Il Consiglio di Stato ha dato ragione alla Provincia di Pisa nella causa contro Dexia-Depfa creando un precedente a favore degli enti locali che potrebbe innescare un’ondata di cause per almeno 30 mld. Pronte Firenze, Lazio, Toscana, Piemonte

I contratti derivati tra banche ed enti locali sono potenzialmente annullabili. Ci sono voluti quasi quattro mesi, ma alla fine il Consiglio di Stato ha prodotto una sentenza che per la sua forza cambierà per sempre i rapporti tra banche ed enti locali, innescando un’ondata di cause senza precedenti che varranno almeno 30 miliardi. Un boomerang gigantesco per tutti gli istituti italiani e stranieri che in questi anni hanno fatto affari, non sempre trasparenti, all’ombra dei campanili d’Italia. Il caso è quello ormai noto della Provincia di Pisa e della causa contro Depfa e Dexia. Dopo una lunga battaglia passata anche da tentativi di accordi extragiudiziali, l’amministrazione toscana aveva depositato a inizio anno un ricorso al Consiglio di Stato perché venisse riconosciuta la caducazione del contratto. In parole povere, perché alla sospensione in autotutela seguisse l’annullamento totale dell’interest rate swap da 95,5 milioni stipulato tra le parti il 4 luglio del 2007. Ebbene, dopo una lunga attesa ieri il Cds si è espresso innanzitutto disciplinando che «la competenza sugli atti amministrativi relativi alla ristrutturazione del debito della Provincia di Pisa è della giustizia amministrativa e non di quella ordinaria». Inoltre, per quanto riguarda il legame tra atto amministrativo e contratto con le banche «in virtù della stretta consequenzialità tra l’aggiudicazione della gara pubblica e la stipula del relativo contratto, l’annullamento giurisdizionale ovvero l’annullamento a seguito di autotutela della procedura amministrativa comporta la caducazione automatica degli effetti negoziali del contratto successivamente stipulato» scrive il Consiglio di Stato, ravvisando una fattispecie di simul stabunt, simul cadent (come insieme staranno così insieme cadranno). In particolare, poi, riconoscendo l’esistenza di costi occulti e la conseguente non convenienza economica, ha disposto la nomina di un consulente che ora ne valuti l’entità.

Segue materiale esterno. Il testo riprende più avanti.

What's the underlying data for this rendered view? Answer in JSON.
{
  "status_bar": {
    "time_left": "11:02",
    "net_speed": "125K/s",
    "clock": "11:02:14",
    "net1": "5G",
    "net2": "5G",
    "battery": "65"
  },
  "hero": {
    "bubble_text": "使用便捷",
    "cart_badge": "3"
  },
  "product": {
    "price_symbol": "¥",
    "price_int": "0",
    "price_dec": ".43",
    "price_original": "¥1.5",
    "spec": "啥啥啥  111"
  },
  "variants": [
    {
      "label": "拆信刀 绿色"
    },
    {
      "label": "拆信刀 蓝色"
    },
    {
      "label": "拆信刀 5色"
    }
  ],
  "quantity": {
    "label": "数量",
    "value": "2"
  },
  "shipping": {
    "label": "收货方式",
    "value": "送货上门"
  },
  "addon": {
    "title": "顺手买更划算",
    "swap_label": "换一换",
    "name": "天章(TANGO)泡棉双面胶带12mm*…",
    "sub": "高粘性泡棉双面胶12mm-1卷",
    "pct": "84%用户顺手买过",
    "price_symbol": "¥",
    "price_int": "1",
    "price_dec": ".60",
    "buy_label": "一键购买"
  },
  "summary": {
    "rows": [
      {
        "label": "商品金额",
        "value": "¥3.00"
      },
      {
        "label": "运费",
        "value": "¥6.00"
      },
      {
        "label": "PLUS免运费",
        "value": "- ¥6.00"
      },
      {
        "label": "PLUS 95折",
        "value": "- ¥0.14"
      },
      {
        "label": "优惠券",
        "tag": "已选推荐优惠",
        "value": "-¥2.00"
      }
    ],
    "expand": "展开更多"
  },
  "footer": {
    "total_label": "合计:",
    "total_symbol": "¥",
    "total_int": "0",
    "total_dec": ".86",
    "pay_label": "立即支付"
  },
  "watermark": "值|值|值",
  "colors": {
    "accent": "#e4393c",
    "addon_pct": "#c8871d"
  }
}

Un verdetto schiacciante «che – commenta il dg della Provincia di Pisa, Giuliano Palagi – rappresenta una grande lezione di diritto, nonché una sentenza storica che deve indurre a una riflessione le banche nei confronti delle quali, peraltro, abbiamo sempre avuto un atteggiamento positivo e disponibile. Nel complesso noi, insieme all’Upi, siamo molto soddisfatti del risultato ottenuto e auspichiamo che al più presto il Tesoro elabori il regolamento tanto atteso in materia, prendendo anche spunto dalla nostra esperienza tutelando gli enti locali e, di riflesso, i contribuenti italiani». Una questione aperta – quella del regolamento – che rimanda ora alle conseguenze di questa sentenza sull’esposizione degli enti locali italiani in derivati: almeno 30 miliardi di euro. «Diversi enti locali – racconta Palagi – attendevano questo verdetto per seguire le nostre orme». Sul piede di guerra sarebbero già pronte Verona, Firenze e Benevento. Ma anche le Regioni: in testa Lazio, Piemonte e Toscana. 
Di fatto, è atteso comunque un vero e proprio tsunami se si tiene conto che sono quasi 500 gli enti locali coinvolti e oltre 800 i contratti vigenti. Certo non in tutti i casi c’è stata malafede e la responsabilità sarà imputabile alle banche e il contratto quindi annullabile. Tuttavia, laddove l’ente avesse seguito le stesse orme di correttezza della Provincia di Pisa il verdetto in aula sarebbe assicurato. Per non parlare del risarcimento su cui (nel caso di Pisa) si potrà capire di più dopo l’analisi del consulente tecnico. Una cosa è certa: sul fronte derivati, manca da tre anni un regolamento ad hoc che ora non è rimandabile. Anche se, complici le difficoltà finanziarie, i tempi del varo non sono certi.